(Nikkei: July 16, 2015 – p. 5)
The government plans to review the distribution method of the “disaster prevention and safety subsidies” used for the renovation or maintenance of infrastructure from FY2016. The renovation plans of local governments for infrastructure and public facilities and private finance initiatives (PFI) to use private sector funding for social infrastructure will be rated positively. Distribution of subsidies will give priority to projects such as integration of public facilities in anticipation of population decline. This is meant to cut back on mid- and long-term infrastructure renovation costs.
The government is asking the local governments to draw up “comprehensive management plans for public facilities” that include future plans for building infrastructure and public facilities. As of last April, only 75 municipal governments, or 4%, had completed their plans. The government is prodding local governments to develop plans by revising the method of distribution of subsidies totaling over 1 trillion yen.

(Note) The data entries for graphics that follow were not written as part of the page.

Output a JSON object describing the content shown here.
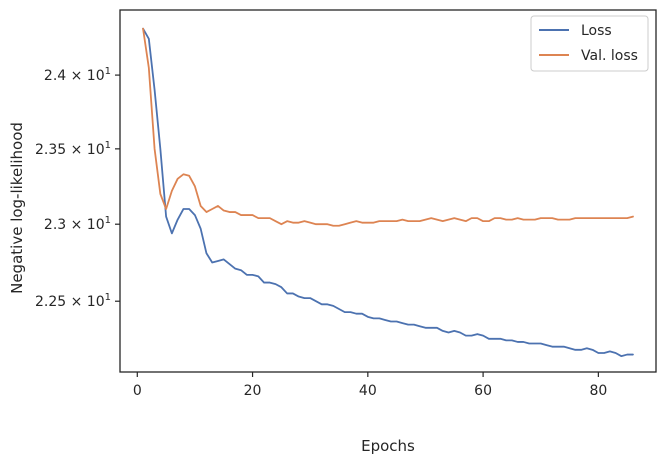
{
  "chart_data": {
    "type": "line",
    "title": "",
    "xlabel": "Epochs",
    "ylabel": "Negative log-likelihood",
    "xlim": [
      -3,
      90
    ],
    "ylim": [
      22.05,
      24.45
    ],
    "y_scale": "log",
    "grid": false,
    "legend_position": "top-right",
    "x_ticks": [
      0,
      20,
      40,
      60,
      80
    ],
    "x_tick_labels": [
      "0",
      "20",
      "40",
      "60",
      "80"
    ],
    "y_ticks": [
      22.5,
      23.0,
      23.5,
      24.0
    ],
    "y_tick_labels": [
      {
        "mantissa": "2.25",
        "exp": "1"
      },
      {
        "mantissa": "2.3",
        "exp": "1"
      },
      {
        "mantissa": "2.35",
        "exp": "1"
      },
      {
        "mantissa": "2.4",
        "exp": "1"
      }
    ],
    "series": [
      {
        "name": "Loss",
        "color": "#4c72b0",
        "x": [
          1,
          2,
          3,
          4,
          5,
          6,
          7,
          8,
          9,
          10,
          11,
          12,
          13,
          14,
          15,
          16,
          17,
          18,
          19,
          20,
          21,
          22,
          23,
          24,
          25,
          26,
          27,
          28,
          29,
          30,
          31,
          32,
          33,
          34,
          35,
          36,
          37,
          38,
          39,
          40,
          41,
          42,
          43,
          44,
          45,
          46,
          47,
          48,
          49,
          50,
          51,
          52,
          53,
          54,
          55,
          56,
          57,
          58,
          59,
          60,
          61,
          62,
          63,
          64,
          65,
          66,
          67,
          68,
          69,
          70,
          71,
          72,
          73,
          74,
          75,
          76,
          77,
          78,
          79,
          80,
          81,
          82,
          83,
          84,
          85,
          86
        ],
        "values": [
          24.32,
          24.25,
          23.9,
          23.5,
          23.05,
          22.94,
          23.03,
          23.1,
          23.1,
          23.06,
          22.97,
          22.81,
          22.75,
          22.76,
          22.77,
          22.74,
          22.71,
          22.7,
          22.67,
          22.67,
          22.66,
          22.62,
          22.62,
          22.61,
          22.59,
          22.55,
          22.55,
          22.53,
          22.52,
          22.52,
          22.5,
          22.48,
          22.48,
          22.47,
          22.45,
          22.43,
          22.43,
          22.42,
          22.42,
          22.4,
          22.39,
          22.39,
          22.38,
          22.37,
          22.37,
          22.36,
          22.35,
          22.35,
          22.34,
          22.33,
          22.33,
          22.33,
          22.31,
          22.3,
          22.31,
          22.3,
          22.28,
          22.28,
          22.29,
          22.28,
          22.26,
          22.26,
          22.26,
          22.25,
          22.25,
          22.24,
          22.24,
          22.23,
          22.23,
          22.23,
          22.22,
          22.21,
          22.21,
          22.21,
          22.2,
          22.19,
          22.19,
          22.2,
          22.19,
          22.17,
          22.17,
          22.18,
          22.17,
          22.15,
          22.16,
          22.16
        ]
      },
      {
        "name": "Val. loss",
        "color": "#dd8452",
        "x": [
          1,
          2,
          3,
          4,
          5,
          6,
          7,
          8,
          9,
          10,
          11,
          12,
          13,
          14,
          15,
          16,
          17,
          18,
          19,
          20,
          21,
          22,
          23,
          24,
          25,
          26,
          27,
          28,
          29,
          30,
          31,
          32,
          33,
          34,
          35,
          36,
          37,
          38,
          39,
          40,
          41,
          42,
          43,
          44,
          45,
          46,
          47,
          48,
          49,
          50,
          51,
          52,
          53,
          54,
          55,
          56,
          57,
          58,
          59,
          60,
          61,
          62,
          63,
          64,
          65,
          66,
          67,
          68,
          69,
          70,
          71,
          72,
          73,
          74,
          75,
          76,
          77,
          78,
          79,
          80,
          81,
          82,
          83,
          84,
          85,
          86
        ],
        "values": [
          24.32,
          24.05,
          23.5,
          23.2,
          23.1,
          23.22,
          23.3,
          23.33,
          23.32,
          23.25,
          23.12,
          23.08,
          23.1,
          23.12,
          23.09,
          23.08,
          23.08,
          23.06,
          23.06,
          23.06,
          23.04,
          23.04,
          23.04,
          23.02,
          23.0,
          23.02,
          23.01,
          23.01,
          23.02,
          23.01,
          23.0,
          23.0,
          23.0,
          22.99,
          22.99,
          23.0,
          23.01,
          23.02,
          23.01,
          23.01,
          23.01,
          23.02,
          23.02,
          23.02,
          23.02,
          23.03,
          23.02,
          23.02,
          23.02,
          23.03,
          23.04,
          23.03,
          23.02,
          23.03,
          23.04,
          23.03,
          23.02,
          23.04,
          23.04,
          23.02,
          23.02,
          23.04,
          23.04,
          23.03,
          23.03,
          23.04,
          23.03,
          23.03,
          23.03,
          23.04,
          23.04,
          23.04,
          23.03,
          23.03,
          23.03,
          23.04,
          23.04,
          23.04,
          23.04,
          23.04,
          23.04,
          23.04,
          23.04,
          23.04,
          23.04,
          23.05
        ]
      }
    ]
  }
}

The Ministry of Land, Infrastructure, Transport, and Tourism (MLIT) will cooperate with the Ministry of Finance and the Ministry of Internal Affairs and Communications to set the criteria for assessing the plans. Specifically, one criterion is whether there is a clear estimate of the maintenance and administration costs of current facilities. Integration of public facilities in anticipation of population decline and PFIs will also be a criterion. According to the MLIT’s estimates, maintenance, administration, and renovation of infrastructure cost a record 5.1 trillion yen in FY2013, increasing by 40% in 10 years.